I invited friends I knew from church and from school, and we gathered in my living room and spilled out into the backyard. I’m sure there was food because we were all teenagers so there was never not food, but I don’t remember many of the specifics about that night, except that we had set up the video camera on a tripod in the living room. The idea was that my friends could record a video message for me to look back on after moving. (This was before Snapchat and TikTok and even Facebook was just for college kids, okay? We managed.)
I don’t even remember who said it, but one of my friends, upon noticing the camera in the corner of the living room remarked aloud: “Oh gosh, we’re not going to, like, leave you cheesy messages on the tape are we?” I was mortified and prayed to melt into the ground with the fervor only seventeen-year-olds know. “NO. Of course not, how lame,” I lied.
The camera sat neglected the rest of the night, and I went off to college with a few random snapshots from the evening that I most strongly associate with a memory of being embarrassed about how much I was going to miss my friends. How deeply I desired to have their words to carry with me somehow.
We can all tell stories like this. Different points in our lives when we learned that our deep concern over a matter was a liability. That Papa Roach was right, and our weakness is that we care too much.

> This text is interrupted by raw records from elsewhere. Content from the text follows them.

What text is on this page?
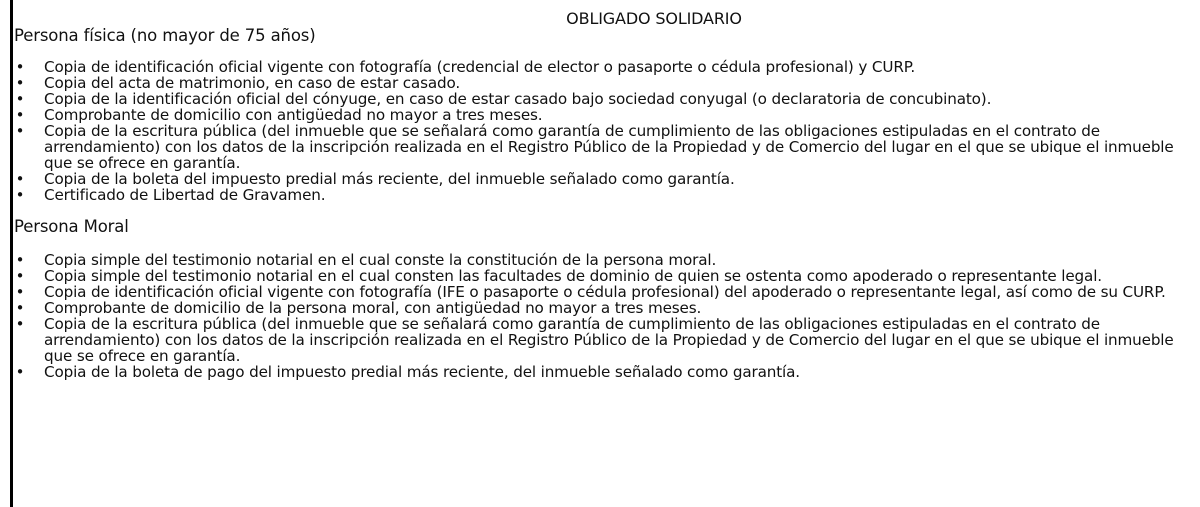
OBLIGADO SOLIDARIO
Persona física (no mayor de 75 años)
• Copia de identificación oficial vigente con fotografía (credencial de elector o pasaporte o cédula profesional) y CURP.
• Copia del acta de matrimonio, en caso de estar casado.
• Copia de la identificación oficial del cónyuge, en caso de estar casado bajo sociedad conyugal (o declaratoria de concubinato).
• Comprobante de domicilio con antigüedad no mayor a tres meses.
• Copia de la escritura pública (del inmueble que se señalará como garantía de cumplimiento de las obligaciones estipuladas en el contrato de arrendamiento) con los datos de la inscripción realizada en el Registro Público de la Propiedad y de Comercio del lugar en el que se ubique el inmueble que se ofrece en garantía.
• Copia de la boleta del impuesto predial más reciente, del inmueble señalado como garantía.
• Certificado de Libertad de Gravamen.
Persona Moral
• Copia simple del testimonio notarial en el cual conste la constitución de la persona moral.
• Copia simple del testimonio notarial en el cual consten las facultades de dominio de quien se ostenta como apoderado o representante legal.
• Copia de identificación oficial vigente con fotografía (IFE o pasaporte o cédula profesional) del apoderado o representante legal, así como de su CURP.
• Comprobante de domicilio de la persona moral, con antigüedad no mayor a tres meses.
• Copia de la escritura pública (del inmueble que se señalará como garantía de cumplimiento de las obligaciones estipuladas en el contrato de arrendamiento) con los datos de la inscripción realizada en el Registro Público de la Propiedad y de Comercio del lugar en el que se ubique el inmueble que se ofrece en garantía.
• Copia de la boleta de pago del impuesto predial más reciente, del inmueble señalado como garantía.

We invest deeply until someone dismisses our care and we feel ashamed for giving a damn in the first place. Best not to care too much. It’s easier that way.
I think this is what makes gratitude such a difficult practice, perhaps especially in days when divisions are high and the world is full of things desperately in need of critique. Gratitude is an inherently “tender emotion,”* necessitating at the most basic level an acknowledgment that “I need you.” We can sit alone in our criticism, fists tightly wound around all of the things that we declare are wrong. Gratitude requires we reach beyond ourselves. We are not self-made. We are not self-contained. I only arrive where I am today, as who I am today, because of someone else—multiple someones if I am being honest. That is an immense gift.
We spiritualize the distance we make between ourselves and others in the name of “guarding our hearts,” Guarding your heart, though has less to do with making sure nothing and no one ever gets close enough to hurt you and has more to do with keeping your whole life on the path the Creator sets before you, that the Spirit invites you to walk upon.
Which is a path that leads us back to one another.
And toward others, our siblings in this New Creation, whom we would never have imagined being on the path with us.
Gratitude opens us up to the possibility of recognizing people on the path with us. But it’s risky business. Gratitude is like a camera in the corner of a living room, just waiting for a high schooler to bounce their nervousness off of it in an acerbic joke. Criticism may feel stronger, more secure, but gratitude is good. And it opens the door for a more beautiful world, and a fuller imagination of what that could look like than criticism ever will.
Above all else today, guard your heart. Commit to setting your whole life on the path Creator God is setting before you. One way to practice this is to open your eyes wide and look to see who is alongside you. Take time today to express your gratitude to one of those people. Send them a text. Write a note and mail it. Drop them an email. For the love of God, don’t call them unless you text them first and give them notice. It is two thousand and twenty.
Will it feel weird to tell someone you’re grateful for them on a random Friday? Yes.
But none of us have come this far on our own. Ram Dass reminds us that “we’re all just walking each other home.” Today, take time to thank one another for that.